A grant of $80,000 from KRB helped fund the purchase of adverts in American newspapers promoting Irish unification in 2021, which were taken out by Friends of Sinn Féin. In 2018, KRB commissioned an economic study about the cost of a hard Brexit on Ireland and the benefits of reunification, and in 2015 funded a similar study on the economic benefits of unification. In 1999, Scally proposed a stretch of roadway in Oakland be named Gerry Adams Way.

Enda Fanning

An architect who comes from a comfortable south Dublin background, Fanning is chairman of the party in Dublin and an influential voice for the party on social media, where supporters – labelled “shinnerbots” by opponents – often take their lead from him. He is a vocal critic of much of the media for its coverage of Sinn Féin, Northern Ireland, Palestine and other issues, and has made personal attacks on journalists with whom he disagrees or whom he suspects of being anti-Sinn Féin.

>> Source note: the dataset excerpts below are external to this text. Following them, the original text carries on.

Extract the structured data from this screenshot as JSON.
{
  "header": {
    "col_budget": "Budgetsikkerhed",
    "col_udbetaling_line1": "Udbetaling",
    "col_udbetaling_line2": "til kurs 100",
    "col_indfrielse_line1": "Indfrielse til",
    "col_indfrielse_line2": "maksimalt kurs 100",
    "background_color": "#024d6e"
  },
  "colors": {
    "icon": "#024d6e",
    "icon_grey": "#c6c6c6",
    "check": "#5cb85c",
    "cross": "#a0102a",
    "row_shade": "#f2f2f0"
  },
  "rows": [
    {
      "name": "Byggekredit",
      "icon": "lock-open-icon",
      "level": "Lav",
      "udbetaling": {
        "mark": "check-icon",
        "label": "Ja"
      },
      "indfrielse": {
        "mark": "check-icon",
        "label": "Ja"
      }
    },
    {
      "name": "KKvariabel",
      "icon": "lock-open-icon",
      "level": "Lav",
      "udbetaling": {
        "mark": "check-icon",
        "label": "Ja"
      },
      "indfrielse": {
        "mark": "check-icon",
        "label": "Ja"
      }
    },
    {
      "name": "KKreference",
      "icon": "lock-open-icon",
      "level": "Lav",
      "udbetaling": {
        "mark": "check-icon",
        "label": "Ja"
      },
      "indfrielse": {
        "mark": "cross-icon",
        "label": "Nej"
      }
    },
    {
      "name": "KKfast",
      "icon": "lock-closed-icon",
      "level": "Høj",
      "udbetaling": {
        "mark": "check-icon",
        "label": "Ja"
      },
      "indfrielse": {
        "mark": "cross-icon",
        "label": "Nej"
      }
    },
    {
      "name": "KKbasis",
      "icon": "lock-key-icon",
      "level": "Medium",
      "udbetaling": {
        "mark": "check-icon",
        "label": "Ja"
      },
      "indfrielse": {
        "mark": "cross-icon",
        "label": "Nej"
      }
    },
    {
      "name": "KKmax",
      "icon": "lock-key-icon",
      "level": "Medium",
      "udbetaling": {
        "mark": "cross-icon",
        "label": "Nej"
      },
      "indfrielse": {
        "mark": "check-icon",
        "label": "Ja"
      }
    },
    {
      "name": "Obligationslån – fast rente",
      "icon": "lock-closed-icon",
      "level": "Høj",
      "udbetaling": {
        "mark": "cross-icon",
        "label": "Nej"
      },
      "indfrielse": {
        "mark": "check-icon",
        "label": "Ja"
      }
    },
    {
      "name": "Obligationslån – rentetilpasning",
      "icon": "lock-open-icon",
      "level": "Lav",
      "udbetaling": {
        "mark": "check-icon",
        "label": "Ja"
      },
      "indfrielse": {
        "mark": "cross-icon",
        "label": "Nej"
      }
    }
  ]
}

While Fanning is not important in the party’s decision-making, insiders say he would be seen as reflective of grassroots thinking in Dublin. The support of an ard fheis would be needed to join a coalition government, and while the members have tended to follow the party line on big questions in the past, figures like Fanning could be important as the leadership prepares them for the compromises inherent in involvement in government. He is a member of Sinn Féin’s ard chomhairle.

Mick Nugent

Like Fanning, Nugent’s importance is not so much as part of the party’s executive decision-making but rather as a voice reflecting the grassroots to be listened to. Sinn Féin’s leader on Cork City Council, where he represents the North West ward, is also a member of the ard chomhairle. He was co-opted to the council following the election of Thomas Gould as a TD in 2020.

Nugent has a previous conviction from 2002 for possession of firearms, after he and three others were intercepted by gardaí. One of the men – who were dressed in boiler suits when their car was stopped – later told detectives that they were on their way to administer a punishment beating. Their leader was known to be an anti-drugs activist and member of Sinn Féin, though Nugent had no previous convictions and received a lighter sentence.